November 9, 2005, 9:30 AM…7 AM temperature +10F, but -11F with the wind chill, forecast is for gusty winds and light snowfall by evening.

I’m sitting here now in my office at Crary Lab trying to figure out what to attempt to describe next. I confess that the days since I’ve arrived here have become a jumble in my overtaxed little mind, but fear not, I’ll hit all the high points eventually. I’ve spent a lot of time learning what’s where and who I need to talk to to get where I need to go and get there safely (I’ve already seen a man with frostbite along his cheekbones), but have a long way to go. I have talked with people who run an amazing array of systems. I’ve gotten to know my roommate, who is a darned nice person, and have learned that the room was set up the way it is by the people who occupy it over-winter…certain things get left in trustworthy hands over-summer, such as knitting books, a TV, a room humidifier). I’ve learned that our room has the best TV outside the lounge, which is a waste considering that I didn’t come here to watch TV. I have a turgid recollection of taking a nap the day after I got here. In the background, my roommate was listening to a documentary about Scrabble champions.

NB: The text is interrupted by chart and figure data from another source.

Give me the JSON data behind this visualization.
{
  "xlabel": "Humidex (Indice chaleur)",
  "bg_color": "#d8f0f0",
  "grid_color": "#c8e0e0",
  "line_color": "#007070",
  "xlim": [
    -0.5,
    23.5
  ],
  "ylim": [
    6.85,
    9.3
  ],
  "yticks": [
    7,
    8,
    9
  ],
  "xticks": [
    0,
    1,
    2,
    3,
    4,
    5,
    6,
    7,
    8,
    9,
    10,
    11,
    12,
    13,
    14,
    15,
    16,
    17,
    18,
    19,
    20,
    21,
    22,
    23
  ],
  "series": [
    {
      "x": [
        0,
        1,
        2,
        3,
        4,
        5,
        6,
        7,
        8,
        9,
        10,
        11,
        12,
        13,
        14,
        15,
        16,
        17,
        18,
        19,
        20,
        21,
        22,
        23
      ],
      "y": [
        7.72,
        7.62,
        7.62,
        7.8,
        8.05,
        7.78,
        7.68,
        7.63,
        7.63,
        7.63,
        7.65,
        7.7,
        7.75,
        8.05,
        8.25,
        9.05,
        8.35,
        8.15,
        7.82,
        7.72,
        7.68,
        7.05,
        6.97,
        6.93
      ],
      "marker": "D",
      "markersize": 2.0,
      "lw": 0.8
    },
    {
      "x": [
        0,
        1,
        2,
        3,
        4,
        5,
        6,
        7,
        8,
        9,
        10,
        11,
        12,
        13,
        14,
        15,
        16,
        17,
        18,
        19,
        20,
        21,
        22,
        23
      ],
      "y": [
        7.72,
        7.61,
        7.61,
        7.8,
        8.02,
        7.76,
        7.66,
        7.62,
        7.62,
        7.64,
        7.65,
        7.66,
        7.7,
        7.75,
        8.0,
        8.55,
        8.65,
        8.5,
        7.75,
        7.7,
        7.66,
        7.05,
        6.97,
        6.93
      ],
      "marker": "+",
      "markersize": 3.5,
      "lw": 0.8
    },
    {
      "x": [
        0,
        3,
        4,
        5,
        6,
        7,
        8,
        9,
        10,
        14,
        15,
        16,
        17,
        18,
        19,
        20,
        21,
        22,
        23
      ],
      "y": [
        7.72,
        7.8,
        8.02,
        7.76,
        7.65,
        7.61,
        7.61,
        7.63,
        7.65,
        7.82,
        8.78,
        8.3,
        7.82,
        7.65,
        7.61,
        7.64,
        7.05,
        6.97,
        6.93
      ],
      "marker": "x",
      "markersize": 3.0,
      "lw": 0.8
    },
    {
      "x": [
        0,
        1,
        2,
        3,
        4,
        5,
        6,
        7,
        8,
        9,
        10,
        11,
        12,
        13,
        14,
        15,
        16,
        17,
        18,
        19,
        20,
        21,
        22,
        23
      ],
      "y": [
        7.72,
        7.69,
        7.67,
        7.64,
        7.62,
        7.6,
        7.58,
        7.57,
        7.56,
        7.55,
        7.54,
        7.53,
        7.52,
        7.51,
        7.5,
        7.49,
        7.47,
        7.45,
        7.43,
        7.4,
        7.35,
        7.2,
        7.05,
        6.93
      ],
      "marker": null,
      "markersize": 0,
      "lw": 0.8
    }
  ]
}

“Sorry, I didn’t know you were trying to sleep,” she said. “Would you like me to turn this off?”

“Don’t worry,” I told her. How could I explain that it was no more hallucinatory than anything else around me?

I’ve spent a lot of time walking between buildings over ground-up vesicular basalt. I’ve become acquainted with everyone from the top NSF guy to the dishwashers (this is a marvelously egalitarian society). I’ve learned to lock my dorm room door when I’m in there naked or trying to sleep because all dorms look alike and people sometimes walk into room 206 in dorm 208 thinking it’s dorm 207. I’ve learned to grab doorknobs with the long cuff of my big red parka so I don’t have to wash my hands as often (there are “Don’t pass the CRUD” signs everywhere…reminders that living in a compacted community under environmental stress has things in common with a Petri dish). I’ve learned to swill water, and have consequently mapped the locations of all the women’s restrooms. I’ve learned to presume nothing. I’ve learned to expect that things will not go by plan. I’ve become an epicure of things cooked in giant kitchens. I think so far I’ve gained weight. I’ll need it.

The first full day I was here was Sunday, the weekly day off for most McMurdo-ites. This rustic little beehive of humanity is built on the Hut Point Peninsula of Ross Island within the Ross Ice Shelf (try to find that in your home atlas, I dare you). It’s named Hut Point because fated explorer Scott built a warehouse hut here in 1905. The hut is a protected landmark, but it was open to visitors for that day, so I walked out there with the manager of Crary Lab, Jim Mastro. Jim did me a huge favor by telling me to go put on my ECW’s for the very short hike to the hut. It was pretty balmy about McM, about +19F and no wind, so I had thought to stroll out there in my corduroy slacks and big red parka (there’s an acronym for everything else, so perhaps I should call that my BRP).

“How many layers?” I asked.

“Three,” he said, “and don’t forget your bunny boots.”

I thought that might be excessive, but figured I’d take his word for it. There are LED signs over every major exit door around here announcing the weather conditions outside—Condition 3 for "Okay comfortable", Condition 2 for "Make sure you’re completely covered", and Condition 1 for "Watch out, sucker"—and this was a Condition 3 day. So what the hay, I put on three layers and wiggled into my big blue boots for the first time, which are much nicer than the white inflatables, I say. Well, we strolled down the hill past my dorm toward the point and I was wet between the shoulder blades within about 100 yards, but then we came around the corner into the wind…


Scott's Hut, Hut Point, Ross Island, Antarctica

Now I know why McMurdo Station is built where it is built: it’s in a wind shadow. Within another twenty yards, I was glad of every inch of polypropylene and down I had on.

And here’s a picture of yours truly enjoying the day.


Me at McMurdo—smile quickly and then put the hood and sunglasses back on.